Já na cena de abertura do longa, descobrimos uma informação — se não a informação — essencial sobre Shigeru: ele é fascinado pelo mar. O quando, o onde e o porquê desse sentimento não sabemos, já que as imagens do filme não nos dizem nada sobre isso. Ainda assim, é justamente esse encanto que o levará a se aventurar no surf. Mas agora voltemos ao ponto anterior. nesta obra, como em outras do diretor, as imagens não parecem estar preocupadas em nos explicar, mas nos mostrar. Isso é algo interessante, a câmera —muitas vezes fixa ou que se move sempre de forma suave e sutil — em conjunto com a profundidade de campo e planos longos, muitas vezes parece estar limitada a contemplar momentos cotidianos, que parecem conter uma poesia própria. Obviamente, isso é algo muito presente não só no trabalho de Kitano, mas também na obra de outros cineastas japoneses.

Um plano do filme “O Mar Mais Silencioso Daquele Verão” onde vemos o mar.

Shigaru, o protagonista de "O Mar Mais Silencioso Daquele Verão", e outro homem olham pela janela do caminhão de um caminhão de lixo. Os dois usam uniforme de garis.

Close no rosto de Shigeru, protagonista de "O Mar Mais Silencioso Daquele Verão".
Shigeru e seu fascínio pelo mar

Esse cotidiano ou mundano de “O Mar Mais Silencioso Daquele Verão”, se revela não só pela forma como os acontecimentos são filmados, mas também por meio de certas repetições e padrões: personagens coadjuvantes recorrentes, gags e gestos que reaparecem ao longo do filme, as recorrentes caminhadas silenciosas de Shigeru e Takako, as coletas de lixo feitas pelo mesmo junto a Takoh (Sabu Kawahara) etc. No entanto, esses momentos vão se apresentando sempre de forma diferente, seja pela mise en scène pela presença ou ausência de um ou mais personagem, ou simplesmente pequenas variações gestuais. Os detalhes parecem dotar esses momentos tão similares de sentidos diferentes.

Plano detalhe de um formulário de inscrição; que é preenchido por Shigaru.

Shigaru, em primeiro plano, sentado diante na mesa preenche um formulário, em segundo plano Takako faz algo na cozinha.

Takako, agora está em primeiro plano, sentada diante da mesa, lê o formulário de Shigaru sorrindo.

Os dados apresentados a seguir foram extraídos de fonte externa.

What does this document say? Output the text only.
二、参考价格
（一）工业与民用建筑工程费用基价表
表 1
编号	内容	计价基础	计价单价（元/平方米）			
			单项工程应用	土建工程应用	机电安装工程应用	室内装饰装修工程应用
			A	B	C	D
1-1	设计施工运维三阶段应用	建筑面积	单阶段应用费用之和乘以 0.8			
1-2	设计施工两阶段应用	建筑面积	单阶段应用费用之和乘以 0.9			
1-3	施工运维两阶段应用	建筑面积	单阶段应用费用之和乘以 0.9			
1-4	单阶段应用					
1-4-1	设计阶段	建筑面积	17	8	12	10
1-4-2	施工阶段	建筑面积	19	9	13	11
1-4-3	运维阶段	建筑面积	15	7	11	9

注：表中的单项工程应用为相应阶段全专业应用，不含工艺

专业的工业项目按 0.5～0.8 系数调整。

Ao lado dela, Shigaru está deitado no chão de costas para a câmera.

Close de Takako que corrige séria o formulário.
Um momento singelo, onde Takako acaba o ajudando Shigeru a preencher uma ficha para um campeonato de surf

Dessa forma, cada plano — tanto nos mais longos e distanciados, quanto nos mais fechados e curtos — é dotado de um significado aparentemente muito claro, mas que de que certo modo preserva um mistério próprio, algo que se conecta da alguma forma com um ciclo ou ordem natural que não podemos compreender. Isso está a emanar na concisão e composição dos planos, nos cortes, no ritmo que atravessa todo filme, no tempo dado para que as coisas aconteçam na cena, a quase ausência dos diálogos etc. Durante todo o longa ficamos, assim como o protagonista, fascinados por algo que não entendemos muito bem.

Shigaru e Takako observam o mar em um navio,
Shigeru e Takako observam o mar, praticamente um personagem no filme

Essa ordem natural parece se concretizar quando, depois de ir surfar em um dia chuvoso, Shigeru desaparece. Não vemos o que acontecido de fato. O que Kitano nos permite ver é, primeiro, o protagonista fazendo o mesmo caminho de sempre em direção a praia, mas agora, um detalhe importante, ele está sozinho. Depois do corte, em vez de assistirmos o seu retorno, é Takako que surge na tela, fazendo o mesmo trajeto, no mesmo sentido e em um plano muito similar. Ela está a procura de seu namorado. No entanto, ao chegar ao seu destino, tudo que ela encontra é a praia deserta e uma prancha abandonada no mar.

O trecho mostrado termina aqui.